We suggest you do a very simple and original experiment to surprise your child. This is a magical baking soda Christmas tree. It is a simple and fun experiment to teach children the reaction of certain materials to contact with others. We tell you everything you need to do it.
- Baking soda
- Green food coloring
- Disposable pastry bag
- Red glitter
- 2 glasses
- Plastic baby bottle (optional)
- Crystal bowl
1. You need half a glass of baking soda. Add a little water, but very little, and stir well with the spoon. You will see that the texture is still practically powdered bicarbonate.
2. Now find your green food coloring. It will give color to our Christmas tree. As long as you add a little less than a half teaspoon of food coloring, it will do. See when you stir it what texture and color your mixture acquires.
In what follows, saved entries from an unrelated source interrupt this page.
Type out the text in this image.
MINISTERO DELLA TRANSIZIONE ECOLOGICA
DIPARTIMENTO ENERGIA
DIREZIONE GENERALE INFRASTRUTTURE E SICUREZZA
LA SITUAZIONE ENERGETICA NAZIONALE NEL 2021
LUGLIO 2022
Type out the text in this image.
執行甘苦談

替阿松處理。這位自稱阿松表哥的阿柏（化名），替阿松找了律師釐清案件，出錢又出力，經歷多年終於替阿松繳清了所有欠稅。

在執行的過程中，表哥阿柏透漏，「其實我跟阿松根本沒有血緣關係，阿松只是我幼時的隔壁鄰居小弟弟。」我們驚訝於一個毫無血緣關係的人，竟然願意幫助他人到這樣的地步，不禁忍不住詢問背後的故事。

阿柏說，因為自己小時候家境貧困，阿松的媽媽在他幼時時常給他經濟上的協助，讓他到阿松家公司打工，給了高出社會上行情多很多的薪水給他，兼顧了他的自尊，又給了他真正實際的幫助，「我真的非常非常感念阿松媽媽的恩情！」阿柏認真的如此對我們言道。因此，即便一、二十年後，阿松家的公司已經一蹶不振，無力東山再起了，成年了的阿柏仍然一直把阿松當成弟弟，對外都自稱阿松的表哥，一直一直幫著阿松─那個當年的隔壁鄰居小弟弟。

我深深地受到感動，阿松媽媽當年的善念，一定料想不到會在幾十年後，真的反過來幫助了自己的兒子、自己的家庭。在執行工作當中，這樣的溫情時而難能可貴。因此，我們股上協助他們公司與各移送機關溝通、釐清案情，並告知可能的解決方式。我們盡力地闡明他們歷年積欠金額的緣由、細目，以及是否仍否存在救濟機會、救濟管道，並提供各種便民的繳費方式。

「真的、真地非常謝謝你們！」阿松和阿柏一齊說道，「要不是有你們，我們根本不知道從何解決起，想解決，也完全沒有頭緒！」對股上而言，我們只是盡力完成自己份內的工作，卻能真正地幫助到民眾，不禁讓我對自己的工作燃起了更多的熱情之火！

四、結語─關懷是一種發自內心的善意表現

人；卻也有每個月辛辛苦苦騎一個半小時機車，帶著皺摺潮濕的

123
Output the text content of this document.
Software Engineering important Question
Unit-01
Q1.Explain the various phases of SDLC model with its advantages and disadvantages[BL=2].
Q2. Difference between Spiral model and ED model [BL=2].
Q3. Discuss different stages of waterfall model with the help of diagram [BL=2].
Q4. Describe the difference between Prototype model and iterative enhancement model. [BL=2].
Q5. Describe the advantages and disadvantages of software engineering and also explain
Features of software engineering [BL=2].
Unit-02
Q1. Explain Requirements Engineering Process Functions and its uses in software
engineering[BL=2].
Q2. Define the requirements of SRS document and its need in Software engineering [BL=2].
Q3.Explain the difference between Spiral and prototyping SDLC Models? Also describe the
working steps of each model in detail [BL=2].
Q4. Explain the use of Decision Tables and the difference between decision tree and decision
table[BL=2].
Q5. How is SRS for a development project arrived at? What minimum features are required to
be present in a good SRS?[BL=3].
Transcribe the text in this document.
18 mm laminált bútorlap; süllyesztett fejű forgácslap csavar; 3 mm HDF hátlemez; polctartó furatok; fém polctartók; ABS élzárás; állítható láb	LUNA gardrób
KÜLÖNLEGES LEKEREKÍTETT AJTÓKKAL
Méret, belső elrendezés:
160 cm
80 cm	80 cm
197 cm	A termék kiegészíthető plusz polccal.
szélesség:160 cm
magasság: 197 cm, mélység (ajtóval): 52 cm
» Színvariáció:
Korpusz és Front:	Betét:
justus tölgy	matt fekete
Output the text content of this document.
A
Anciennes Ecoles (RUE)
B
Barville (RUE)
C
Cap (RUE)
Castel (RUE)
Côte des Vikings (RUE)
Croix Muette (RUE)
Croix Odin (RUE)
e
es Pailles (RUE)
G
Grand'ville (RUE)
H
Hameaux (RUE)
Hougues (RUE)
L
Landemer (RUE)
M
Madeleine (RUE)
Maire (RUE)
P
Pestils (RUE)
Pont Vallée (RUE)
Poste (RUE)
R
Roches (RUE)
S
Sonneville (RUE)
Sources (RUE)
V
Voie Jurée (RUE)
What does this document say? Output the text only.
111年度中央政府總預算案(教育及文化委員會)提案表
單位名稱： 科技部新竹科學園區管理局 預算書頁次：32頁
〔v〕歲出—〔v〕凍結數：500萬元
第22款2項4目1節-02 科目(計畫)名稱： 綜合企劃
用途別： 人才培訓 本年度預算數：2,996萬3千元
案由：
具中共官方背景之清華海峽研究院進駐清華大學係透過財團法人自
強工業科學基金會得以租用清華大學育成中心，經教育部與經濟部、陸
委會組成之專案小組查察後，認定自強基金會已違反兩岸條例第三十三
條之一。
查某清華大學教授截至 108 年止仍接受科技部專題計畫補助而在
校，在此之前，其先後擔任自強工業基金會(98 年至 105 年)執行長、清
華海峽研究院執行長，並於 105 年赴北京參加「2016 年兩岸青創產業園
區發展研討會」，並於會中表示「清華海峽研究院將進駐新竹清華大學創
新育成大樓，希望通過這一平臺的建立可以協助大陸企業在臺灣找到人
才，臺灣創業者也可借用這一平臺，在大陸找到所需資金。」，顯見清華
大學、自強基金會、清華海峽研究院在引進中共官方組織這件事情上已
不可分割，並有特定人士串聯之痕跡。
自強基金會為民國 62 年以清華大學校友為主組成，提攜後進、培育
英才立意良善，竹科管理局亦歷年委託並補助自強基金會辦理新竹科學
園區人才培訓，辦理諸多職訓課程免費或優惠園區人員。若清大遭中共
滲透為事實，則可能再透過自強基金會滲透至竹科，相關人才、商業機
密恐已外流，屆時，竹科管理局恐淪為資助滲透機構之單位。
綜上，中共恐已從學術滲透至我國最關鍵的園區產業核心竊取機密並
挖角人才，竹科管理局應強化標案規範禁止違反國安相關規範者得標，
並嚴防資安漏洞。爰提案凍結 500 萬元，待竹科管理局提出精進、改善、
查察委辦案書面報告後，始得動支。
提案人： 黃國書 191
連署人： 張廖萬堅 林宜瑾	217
3. Now is time to add the red glitter. The tree will be much more festive. Stir well. Well, you need the other glass. Do you have the disposable pastry bag nearby? You put it in the glass with the tip down and cut everything that is left over. It only has to occupy the height of the glass. Make sure it is securely attached to the glass.
4. Put the mixture you just made into the pastry bag baking soda, water, food coloring and glitter. Squeeze the mixture well and see how it acquires a cone shape, thanks to the shape of the pastry bag. Put it in the freezer until the next day.
5. What is it already shaped like a Christmas tree? You see? Well, it was time to put the experiment into practice. Find the bowl, and carefully cut the plastic sleeve that covers the tree. Be especially careful with the final part, as it is more delicate.
6. Now comes the vinegar turn. You can pour it on the tree directly or use a little vinegar that you pour into a different pot like this one. And now comes the funniest part: pour the vinegar onto the baking soda tree without fear !! See how it reacts to contact with baking soda!
Explanation of experiment: This happens because they are reactive materials. In contact with each other, they form a product, a different matter. The acid of the vinegar in contact with the bicarbonate base produces water, sodium acetate and carbon dioxide. Fascinating!